UK private equity trust net asset values are currently about 30 per cent above share price valuations, data from the Association of Investment Companies shows. That gap is close to a historic high, suggesting that share prices are cheap or asset valuations far in excess of what could be achieved in a sale tomorrow.

Nick Britton of the AIC said the private equity managers are “all saying the same thing: the valuations at which they’re holding investments on their balance sheets they believe are conservative and the evidence they’re presenting is that when they’ve exited investments in the last decade, it’s consistently been at an uplift to their valuation”.

While listed private equity has traded at a discount since the financial crisis, “they’re struggling to understand how extreme it is at the moment”, he added.

Real estate and infrastructure are particularly sensitive. Interest rate rises and infrequent valuations mean “there is potential for there to be some inaccuracies”, said Nick Knight, executive director of valuation advisory services at CBRE.

Infrastructure valuations rely on assumptions about future cash flows, which are heavily dependent on the inputs that Edhec says should be made public. If the inputs are outdated, valuations can miss an impending crisis, as illustrated by investors’ fears of collapse at Thames Water.

The British Private Equity & Venture Capital Association said its members’ valuation methods were subject to regulation and annual external audits, and followed relevant accounting standards. Its members deliver “robust valuations to ensure global institutions can invest confidently in the asset class”.

But experienced market professionals describe issues in an industry increasingly targeting rich individuals alongside large institutions such as pension funds, and one with an influx of relative newcomers.

A valuations specialist recalled a call earlier this year with a private equity manager seeking advice on whether he would have to cut the value of an asset because of new regulations.

When the specialist said the cut was unavoidable, the chief financial officer of the private equity manager asked his team, also on the call, to “see which other assets we can increase the value of to offset this”.

Another issue, the valuations specialist said, was that private equity owners often presented investors with confusing marketing.

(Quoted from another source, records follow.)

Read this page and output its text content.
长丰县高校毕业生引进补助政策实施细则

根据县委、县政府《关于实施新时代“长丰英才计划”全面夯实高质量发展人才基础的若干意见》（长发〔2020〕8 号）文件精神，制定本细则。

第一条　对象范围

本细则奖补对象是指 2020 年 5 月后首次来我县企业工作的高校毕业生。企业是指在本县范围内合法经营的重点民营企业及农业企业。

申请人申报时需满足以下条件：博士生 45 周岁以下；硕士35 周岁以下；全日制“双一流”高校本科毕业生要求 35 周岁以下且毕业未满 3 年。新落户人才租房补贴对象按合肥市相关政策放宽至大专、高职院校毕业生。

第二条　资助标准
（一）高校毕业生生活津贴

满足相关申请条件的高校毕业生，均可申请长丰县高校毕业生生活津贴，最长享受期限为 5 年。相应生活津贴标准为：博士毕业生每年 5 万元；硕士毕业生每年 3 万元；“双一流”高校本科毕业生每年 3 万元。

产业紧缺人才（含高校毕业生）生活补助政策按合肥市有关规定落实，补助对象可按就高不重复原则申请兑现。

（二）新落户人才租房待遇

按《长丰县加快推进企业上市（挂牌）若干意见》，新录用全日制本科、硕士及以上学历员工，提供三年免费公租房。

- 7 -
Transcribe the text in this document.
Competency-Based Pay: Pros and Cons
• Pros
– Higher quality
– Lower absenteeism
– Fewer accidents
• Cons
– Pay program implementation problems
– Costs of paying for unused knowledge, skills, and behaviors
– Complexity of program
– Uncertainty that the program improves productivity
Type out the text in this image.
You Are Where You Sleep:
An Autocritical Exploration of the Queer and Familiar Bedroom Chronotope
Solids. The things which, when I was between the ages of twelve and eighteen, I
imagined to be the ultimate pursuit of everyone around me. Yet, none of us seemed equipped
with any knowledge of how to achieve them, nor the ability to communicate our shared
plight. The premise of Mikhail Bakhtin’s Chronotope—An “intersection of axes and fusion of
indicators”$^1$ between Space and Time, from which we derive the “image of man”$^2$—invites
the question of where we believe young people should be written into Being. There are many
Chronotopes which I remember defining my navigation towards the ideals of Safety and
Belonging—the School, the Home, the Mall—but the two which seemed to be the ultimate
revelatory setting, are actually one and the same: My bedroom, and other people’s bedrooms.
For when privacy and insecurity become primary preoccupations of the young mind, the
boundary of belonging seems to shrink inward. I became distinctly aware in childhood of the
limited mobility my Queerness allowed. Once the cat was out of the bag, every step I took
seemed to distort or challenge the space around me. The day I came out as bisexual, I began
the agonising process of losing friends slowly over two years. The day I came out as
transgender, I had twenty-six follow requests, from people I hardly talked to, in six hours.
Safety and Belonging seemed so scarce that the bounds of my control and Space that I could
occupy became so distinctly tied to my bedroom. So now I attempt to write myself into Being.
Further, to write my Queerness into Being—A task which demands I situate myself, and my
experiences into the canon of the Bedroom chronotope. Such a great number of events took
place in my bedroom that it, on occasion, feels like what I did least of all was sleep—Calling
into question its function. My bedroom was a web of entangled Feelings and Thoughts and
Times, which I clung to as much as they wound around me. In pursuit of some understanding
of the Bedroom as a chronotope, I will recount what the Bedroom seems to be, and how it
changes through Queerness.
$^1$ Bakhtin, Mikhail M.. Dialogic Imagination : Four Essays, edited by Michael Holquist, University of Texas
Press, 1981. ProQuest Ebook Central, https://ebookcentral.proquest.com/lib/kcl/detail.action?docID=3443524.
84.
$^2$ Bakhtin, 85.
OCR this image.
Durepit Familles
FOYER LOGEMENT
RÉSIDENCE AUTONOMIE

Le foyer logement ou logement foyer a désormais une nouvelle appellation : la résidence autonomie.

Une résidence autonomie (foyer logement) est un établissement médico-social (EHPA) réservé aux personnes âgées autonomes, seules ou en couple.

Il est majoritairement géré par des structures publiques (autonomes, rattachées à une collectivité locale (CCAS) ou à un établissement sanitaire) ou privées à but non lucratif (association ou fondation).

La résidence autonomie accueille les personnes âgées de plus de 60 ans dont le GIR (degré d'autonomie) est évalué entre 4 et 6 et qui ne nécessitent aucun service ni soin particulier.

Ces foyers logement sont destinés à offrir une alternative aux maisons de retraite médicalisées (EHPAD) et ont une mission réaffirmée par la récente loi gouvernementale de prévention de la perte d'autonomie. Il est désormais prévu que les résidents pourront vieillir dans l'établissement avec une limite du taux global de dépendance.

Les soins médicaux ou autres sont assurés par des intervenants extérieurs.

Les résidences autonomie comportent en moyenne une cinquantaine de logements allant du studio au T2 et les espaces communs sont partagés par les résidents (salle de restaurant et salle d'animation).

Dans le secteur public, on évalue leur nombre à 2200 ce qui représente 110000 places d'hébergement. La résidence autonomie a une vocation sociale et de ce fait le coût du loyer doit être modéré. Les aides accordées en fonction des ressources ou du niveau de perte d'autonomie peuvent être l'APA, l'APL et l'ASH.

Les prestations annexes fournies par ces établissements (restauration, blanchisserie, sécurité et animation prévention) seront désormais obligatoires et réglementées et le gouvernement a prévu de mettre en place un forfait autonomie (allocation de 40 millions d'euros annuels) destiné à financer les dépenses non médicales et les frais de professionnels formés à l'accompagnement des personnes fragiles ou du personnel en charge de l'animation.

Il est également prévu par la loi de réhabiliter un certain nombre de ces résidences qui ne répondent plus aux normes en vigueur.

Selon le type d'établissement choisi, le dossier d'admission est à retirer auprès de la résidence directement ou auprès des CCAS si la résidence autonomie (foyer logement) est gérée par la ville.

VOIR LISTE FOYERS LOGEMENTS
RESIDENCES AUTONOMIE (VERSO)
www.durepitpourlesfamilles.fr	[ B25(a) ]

Chris Addy, chief executive of Castle Hall Diligence, a provider of due diligence services, said some private equity managers will “try to manipulate information and present the auditors with data . . . when the reality is that the underlying businesses are struggling in the market and may not be able to service their debt”.

The outcome of the UK’s review is not likely to become clear until the middle of next year, but regulators privately say they may act sooner on individual bad practices. 

Still, while private equity firms face their worst year for exiting their investments in a decade, the good news for them is that they are under no pressure to sell.

“The advantage of investment companies is that they don’t have a limited life, they are evergreen unless shareholders decide to wind up, so no pressure to sell investments at a disadvantageous time. Clearly it’s a long-term investment,” said Britton.  

“We’d say you’d look to hold this for 10 years at least. You’d expect these things to resolve themselves over time, rates normalise . . . but things can always get worse before they can get better.”